Two Florida men defrauded more than 50 investors in a scheme that raised approximately $6 million, according to a complaint filed by the Securities and Exchange Commission in federal court in Miami. The SEC argued that Neil Burkholz and Frank Bianco pocketed investors’ funds without investing them, and during the course of the scheme transferred about $880,000 to their own accounts for personal use.
“Defendants have invested less than half of the funds that they solicited, investments that have resulted in near-total losses caused by risky options trading. To conceal their misappropriation, Defendants deliver false reports to their investors showing that their assets have been fully and properly invested,” the complaint read. “In short, Defendants are operating a Ponzi scheme.”

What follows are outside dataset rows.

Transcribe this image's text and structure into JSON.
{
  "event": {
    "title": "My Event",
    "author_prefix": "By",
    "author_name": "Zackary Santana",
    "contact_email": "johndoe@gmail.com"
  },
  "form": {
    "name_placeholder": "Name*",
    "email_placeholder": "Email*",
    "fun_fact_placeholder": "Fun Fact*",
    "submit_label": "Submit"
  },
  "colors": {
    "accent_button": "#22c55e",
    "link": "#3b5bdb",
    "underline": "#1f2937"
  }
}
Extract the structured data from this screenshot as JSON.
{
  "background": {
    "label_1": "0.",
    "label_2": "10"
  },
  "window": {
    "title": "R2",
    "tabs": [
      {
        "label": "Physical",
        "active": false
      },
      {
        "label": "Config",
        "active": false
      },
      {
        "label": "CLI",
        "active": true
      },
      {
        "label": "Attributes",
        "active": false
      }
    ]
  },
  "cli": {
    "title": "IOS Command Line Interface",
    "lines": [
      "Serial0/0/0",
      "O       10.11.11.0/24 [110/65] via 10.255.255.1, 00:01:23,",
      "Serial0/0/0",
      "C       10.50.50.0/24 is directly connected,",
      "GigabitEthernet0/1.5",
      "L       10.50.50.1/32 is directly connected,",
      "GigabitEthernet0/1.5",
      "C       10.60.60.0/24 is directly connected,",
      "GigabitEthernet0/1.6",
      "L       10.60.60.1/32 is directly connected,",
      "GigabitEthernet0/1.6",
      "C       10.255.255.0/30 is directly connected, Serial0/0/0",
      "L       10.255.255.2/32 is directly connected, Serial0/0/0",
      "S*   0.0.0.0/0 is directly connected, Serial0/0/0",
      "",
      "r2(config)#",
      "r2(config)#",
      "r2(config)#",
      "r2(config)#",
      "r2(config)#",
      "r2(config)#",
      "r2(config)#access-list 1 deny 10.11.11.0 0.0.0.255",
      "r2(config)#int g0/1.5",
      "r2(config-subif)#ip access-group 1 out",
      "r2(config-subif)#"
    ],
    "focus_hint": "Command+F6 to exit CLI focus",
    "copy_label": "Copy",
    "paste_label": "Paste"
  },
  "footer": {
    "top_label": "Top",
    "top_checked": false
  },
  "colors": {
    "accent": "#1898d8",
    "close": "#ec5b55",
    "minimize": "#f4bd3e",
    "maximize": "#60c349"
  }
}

There were eight unnamed victims cited in the complaint, including one 77-year-old retiree who invested about $1.1 million (most of her life savings) in January 2016. Using their companies Palm Financial Management and Shore Management Systems (neither of which was registered with the SEC), Burkholz and Bianco purportedly promised this client and others that their money was properly and profitably invested, though most of the money raised between 2014 and now is gone. According to the complaint, Burkholz and Bianco used “elaborate private placement memorabilia, subscription agreements and operating agreements” that pledged that the two would primarily invest in funds using securities options and hedging strategies. But according to the complaint, Bianco and Burkholz used the money they raised to pay off other investors and themselves. But when they did try investing, they were unsuccessful, according to the SEC.

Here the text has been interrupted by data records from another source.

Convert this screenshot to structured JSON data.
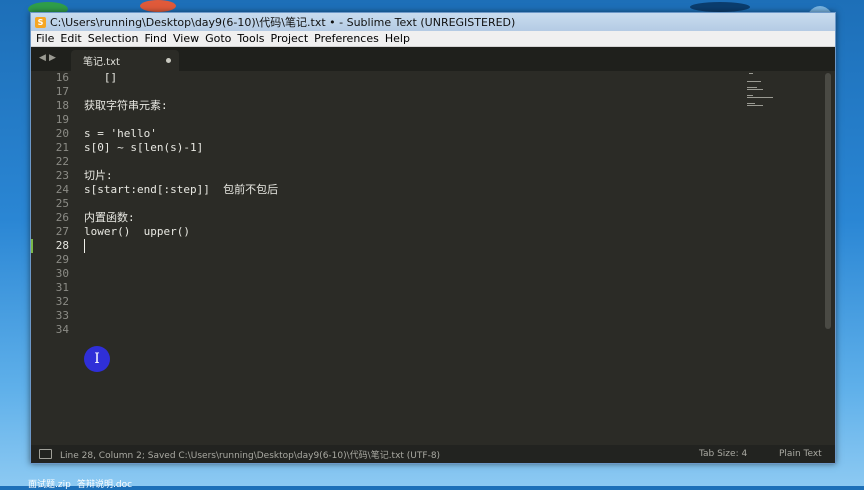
{
  "window": {
    "title": "C:\\Users\\running\\Desktop\\day9(6-10)\\代码\\笔记.txt • - Sublime Text (UNREGISTERED)",
    "app_icon_glyph": "S"
  },
  "menu": [
    "File",
    "Edit",
    "Selection",
    "Find",
    "View",
    "Goto",
    "Tools",
    "Project",
    "Preferences",
    "Help"
  ],
  "tabs": {
    "nav_left": "◀",
    "nav_right": "▶",
    "active": {
      "label": "笔记.txt",
      "dirty": true
    }
  },
  "editor": {
    "current_line": 28,
    "gutter": [
      "16",
      "17",
      "18",
      "19",
      "20",
      "21",
      "22",
      "23",
      "24",
      "25",
      "26",
      "27",
      "28",
      "29",
      "30",
      "31",
      "32",
      "33",
      "34"
    ],
    "lines": [
      "   []",
      "",
      "获取字符串元素:",
      "",
      "s = 'hello'",
      "s[0] ~ s[len(s)-1]",
      "",
      "切片:",
      "s[start:end[:step]]  包前不包后",
      "",
      "内置函数:",
      "lower()  upper()",
      "",
      "",
      "",
      "",
      "",
      "",
      ""
    ]
  },
  "status": {
    "text": "Line 28, Column 2; Saved C:\\Users\\running\\Desktop\\day9(6-10)\\代码\\笔记.txt (UTF-8)",
    "tab_size": "Tab Size: 4",
    "syntax": "Plain Text"
  },
  "cursor_badge": {
    "glyph": "I"
  },
  "desktop": {
    "icon_labels": [
      "面试题.zip",
      "答辩说明.doc"
    ]
  },
  "colors": {
    "editor_bg": "#2b2b26",
    "current_line_marker": "#7ab84a",
    "badge": "#2f2fd8"
  }
}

“To the extent that Defendants have performed any actual trading at all on behalf of investors, they routinely incur huge trading losses,” the report read.

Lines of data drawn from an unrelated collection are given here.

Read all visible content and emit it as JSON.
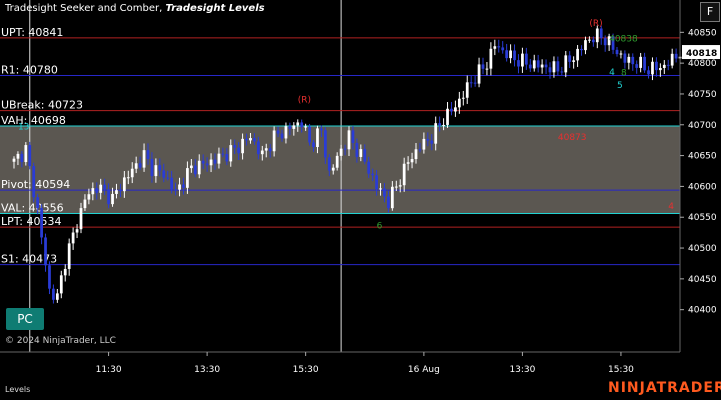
{
  "header": {
    "indicator": "Tradesight Seeker and Comber,",
    "study": "Tradesight Levels"
  },
  "buttons": {
    "f_label": "F",
    "pc_label": "PC"
  },
  "footer": {
    "copyright": "© 2024 NinjaTrader, LLC",
    "panel_label": "Levels",
    "brand": "NINJATRADER"
  },
  "colors": {
    "background": "#000000",
    "value_area": "#6b665f",
    "resistance": "#b22222",
    "support": "#2727c8",
    "value_line": "#22d3d3",
    "up_bar": "#ffffff",
    "down_bar": "#2a3cd6",
    "seek_count": "#2e9d2e",
    "comb_count": "#22d3d3",
    "brand": "#ff5a1f"
  },
  "chart_data": {
    "type": "candlestick",
    "ylim": [
      40380,
      40870
    ],
    "y_ticks": [
      40400,
      40450,
      40500,
      40550,
      40600,
      40650,
      40700,
      40750,
      40800,
      40850
    ],
    "x_ticks": [
      {
        "label": "11:30",
        "bar": 24
      },
      {
        "label": "13:30",
        "bar": 49
      },
      {
        "label": "15:30",
        "bar": 74
      },
      {
        "label": "16 Aug",
        "bar": 104
      },
      {
        "label": "13:30",
        "bar": 129
      },
      {
        "label": "15:30",
        "bar": 154
      }
    ],
    "bar_count": 170,
    "last_price": 40818,
    "value_area": {
      "low": 40556,
      "high": 40698
    },
    "levels": [
      {
        "label": "UPT: 40841",
        "value": 40841,
        "color": "#b22222"
      },
      {
        "label": "R1: 40780",
        "value": 40780,
        "color": "#2727c8"
      },
      {
        "label": "UBreak: 40723",
        "value": 40723,
        "color": "#b22222"
      },
      {
        "label": "VAH: 40698",
        "value": 40698,
        "color": "#22d3d3"
      },
      {
        "label": "Pivot: 40594",
        "value": 40594,
        "color": "#2727c8"
      },
      {
        "label": "VAL: 40556",
        "value": 40556,
        "color": "#22d3d3"
      },
      {
        "label": "LPT: 40534",
        "value": 40534,
        "color": "#b22222"
      },
      {
        "label": "S1: 40473",
        "value": 40473,
        "color": "#2727c8"
      }
    ],
    "session_separators": [
      4,
      83
    ],
    "anchors": [
      [
        0,
        40640
      ],
      [
        3,
        40660
      ],
      [
        6,
        40560
      ],
      [
        9,
        40430
      ],
      [
        11,
        40420
      ],
      [
        13,
        40480
      ],
      [
        16,
        40540
      ],
      [
        18,
        40580
      ],
      [
        21,
        40600
      ],
      [
        25,
        40580
      ],
      [
        28,
        40610
      ],
      [
        33,
        40650
      ],
      [
        35,
        40630
      ],
      [
        38,
        40620
      ],
      [
        41,
        40590
      ],
      [
        45,
        40630
      ],
      [
        50,
        40640
      ],
      [
        56,
        40660
      ],
      [
        60,
        40680
      ],
      [
        63,
        40650
      ],
      [
        66,
        40680
      ],
      [
        70,
        40695
      ],
      [
        73,
        40705
      ],
      [
        75,
        40670
      ],
      [
        78,
        40690
      ],
      [
        80,
        40620
      ],
      [
        83,
        40660
      ],
      [
        85,
        40680
      ],
      [
        89,
        40640
      ],
      [
        92,
        40600
      ],
      [
        95,
        40575
      ],
      [
        97,
        40600
      ],
      [
        100,
        40640
      ],
      [
        103,
        40665
      ],
      [
        106,
        40680
      ],
      [
        109,
        40710
      ],
      [
        112,
        40730
      ],
      [
        114,
        40750
      ],
      [
        116,
        40770
      ],
      [
        120,
        40800
      ],
      [
        122,
        40830
      ],
      [
        126,
        40810
      ],
      [
        130,
        40800
      ],
      [
        134,
        40795
      ],
      [
        138,
        40790
      ],
      [
        142,
        40810
      ],
      [
        146,
        40840
      ],
      [
        149,
        40845
      ],
      [
        152,
        40825
      ],
      [
        155,
        40805
      ],
      [
        158,
        40800
      ],
      [
        161,
        40790
      ],
      [
        165,
        40795
      ],
      [
        169,
        40818
      ]
    ],
    "annotations": [
      {
        "text": "(R)",
        "bar": 72,
        "price": 40736,
        "color": "#e83030"
      },
      {
        "text": "(R)",
        "bar": 146,
        "price": 40860,
        "color": "#e83030"
      },
      {
        "text": "40873",
        "bar": 138,
        "price": 40675,
        "color": "#e83030"
      },
      {
        "text": "40838",
        "bar": 151,
        "price": 40835,
        "color": "#2e9d2e"
      },
      {
        "text": "6",
        "bar": 92,
        "price": 40532,
        "color": "#2e9d2e"
      },
      {
        "text": "13",
        "bar": 1,
        "price": 40692,
        "color": "#22d3d3"
      },
      {
        "text": "5",
        "bar": 153,
        "price": 40760,
        "color": "#22d3d3"
      },
      {
        "text": "4",
        "bar": 151,
        "price": 40781,
        "color": "#22d3d3"
      },
      {
        "text": "8",
        "bar": 154,
        "price": 40780,
        "color": "#2e9d2e"
      },
      {
        "text": "4",
        "bar": 166,
        "price": 40563,
        "color": "#e83030"
      }
    ]
  }
}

For example, between May 1, 2018, and June 30, 2019, Bianco and Burkholz deposited $664,480 in their Shore Fund brokerage account; during that time, they lost about $239,439. Other accounts they managed dropped more than 50% of their value, while they allegedly continued to send investors falsified reports detailing positive (and imagined) earnings. Burkholz and Bianco have continued to deceive investors, according to the complaint, raising more than $1.4 million this year, with one 70-year-old small-business owner investing more than $123,000 as recently as September. In addition to paying themselves, the two defendants paid parts of these funds to their spouses.
The commission asked the courts to issue a temporary restraining order, a preliminary injunction and a permanent injunction on the defendants, as well as a freeze on assets. Additionally, the SEC asked for the court to consider civil penalties and disgorgement, and also asked for a jury trial.